Furthermore, advocacy plays a crucial role. When we stand up against ageism and push for a broader and more inclusive portrayal of aging in society, we empower not just ourselves but also set a progressive path for the generations to follow. This advocacy can take many forms, from participating in community discussions and social media campaigns, or advocating policies that promote age diversity, as well as advocating for ourselves in our personal and professional lives. Such actions disrupt the prevailing narrative that links aging with a loss of visibility, thereby cementing our position as active and respected contributors to society. By contributing to these conversations we can remain visible and become the role-model we may have never had.

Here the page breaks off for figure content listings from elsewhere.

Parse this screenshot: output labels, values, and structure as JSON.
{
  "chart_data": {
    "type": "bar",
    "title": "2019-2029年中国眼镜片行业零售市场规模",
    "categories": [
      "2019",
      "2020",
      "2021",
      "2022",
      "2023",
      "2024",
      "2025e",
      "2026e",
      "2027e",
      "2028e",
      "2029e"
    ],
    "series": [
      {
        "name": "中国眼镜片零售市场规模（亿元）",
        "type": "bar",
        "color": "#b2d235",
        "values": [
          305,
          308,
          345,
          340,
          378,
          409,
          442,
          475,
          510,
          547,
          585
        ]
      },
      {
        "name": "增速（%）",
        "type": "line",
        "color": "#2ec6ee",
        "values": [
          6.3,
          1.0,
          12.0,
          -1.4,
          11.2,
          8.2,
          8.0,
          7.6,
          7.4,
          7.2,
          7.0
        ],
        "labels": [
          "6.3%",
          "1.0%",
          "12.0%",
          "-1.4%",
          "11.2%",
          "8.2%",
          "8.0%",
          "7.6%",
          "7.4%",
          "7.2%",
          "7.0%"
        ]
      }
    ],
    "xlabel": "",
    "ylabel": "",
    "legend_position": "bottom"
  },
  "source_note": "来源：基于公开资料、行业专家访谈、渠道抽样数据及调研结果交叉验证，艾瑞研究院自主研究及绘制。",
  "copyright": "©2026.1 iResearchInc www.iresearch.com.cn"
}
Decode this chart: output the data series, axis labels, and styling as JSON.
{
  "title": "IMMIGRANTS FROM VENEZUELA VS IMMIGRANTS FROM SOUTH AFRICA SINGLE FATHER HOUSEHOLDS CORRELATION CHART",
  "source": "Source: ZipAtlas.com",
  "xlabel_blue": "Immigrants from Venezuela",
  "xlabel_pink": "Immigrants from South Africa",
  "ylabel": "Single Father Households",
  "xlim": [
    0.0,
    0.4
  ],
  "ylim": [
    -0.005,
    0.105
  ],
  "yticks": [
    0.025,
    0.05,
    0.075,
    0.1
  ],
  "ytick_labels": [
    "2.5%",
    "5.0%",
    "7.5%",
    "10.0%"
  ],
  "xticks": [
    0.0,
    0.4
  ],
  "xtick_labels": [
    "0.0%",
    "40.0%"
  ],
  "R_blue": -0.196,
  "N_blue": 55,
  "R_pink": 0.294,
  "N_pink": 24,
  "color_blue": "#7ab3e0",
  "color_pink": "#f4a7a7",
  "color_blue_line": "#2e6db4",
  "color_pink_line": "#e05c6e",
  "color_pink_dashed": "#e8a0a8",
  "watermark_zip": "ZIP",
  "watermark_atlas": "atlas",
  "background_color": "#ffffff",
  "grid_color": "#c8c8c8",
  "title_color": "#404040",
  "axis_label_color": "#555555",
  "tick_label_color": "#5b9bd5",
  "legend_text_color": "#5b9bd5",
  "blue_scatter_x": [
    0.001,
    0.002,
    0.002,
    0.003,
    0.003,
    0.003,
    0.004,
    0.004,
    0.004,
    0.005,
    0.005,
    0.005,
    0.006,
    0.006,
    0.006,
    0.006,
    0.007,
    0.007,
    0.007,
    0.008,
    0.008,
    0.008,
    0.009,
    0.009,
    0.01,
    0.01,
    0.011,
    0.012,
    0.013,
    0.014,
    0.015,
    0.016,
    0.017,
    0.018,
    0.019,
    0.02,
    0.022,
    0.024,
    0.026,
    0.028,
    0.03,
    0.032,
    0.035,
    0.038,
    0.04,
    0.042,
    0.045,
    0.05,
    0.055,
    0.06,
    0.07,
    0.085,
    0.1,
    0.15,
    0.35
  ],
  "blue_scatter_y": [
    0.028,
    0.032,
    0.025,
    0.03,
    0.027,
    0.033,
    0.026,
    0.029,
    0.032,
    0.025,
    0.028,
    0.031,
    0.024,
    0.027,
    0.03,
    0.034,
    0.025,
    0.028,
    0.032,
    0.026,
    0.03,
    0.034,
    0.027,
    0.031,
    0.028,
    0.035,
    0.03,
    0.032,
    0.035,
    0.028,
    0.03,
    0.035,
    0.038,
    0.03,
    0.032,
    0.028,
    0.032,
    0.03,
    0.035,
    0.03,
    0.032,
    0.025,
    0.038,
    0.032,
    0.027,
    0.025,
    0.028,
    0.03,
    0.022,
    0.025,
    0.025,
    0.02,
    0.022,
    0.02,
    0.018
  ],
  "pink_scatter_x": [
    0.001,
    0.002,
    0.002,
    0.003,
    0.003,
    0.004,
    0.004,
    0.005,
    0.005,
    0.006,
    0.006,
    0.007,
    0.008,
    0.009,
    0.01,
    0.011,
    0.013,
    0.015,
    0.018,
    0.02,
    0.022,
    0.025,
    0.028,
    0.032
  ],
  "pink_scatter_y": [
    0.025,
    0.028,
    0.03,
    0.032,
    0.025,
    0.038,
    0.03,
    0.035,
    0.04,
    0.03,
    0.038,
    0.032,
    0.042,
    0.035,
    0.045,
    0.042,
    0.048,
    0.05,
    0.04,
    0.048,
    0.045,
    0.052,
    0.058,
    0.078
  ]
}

Ultimately, the most important factor in navigating aging is to cultivate a mindset that values personal growth, connection, and well-being over conforming to societal standards of beauty and youth. Embracing and accepting aging as a natural and enriching phase of life can transform the way we perceive ourselves and how we engage with the world around us. And while some may continue to see through us, we can find that our value and joy come not from external validation but from the richness of our own life experiences and the wisdom we have to share.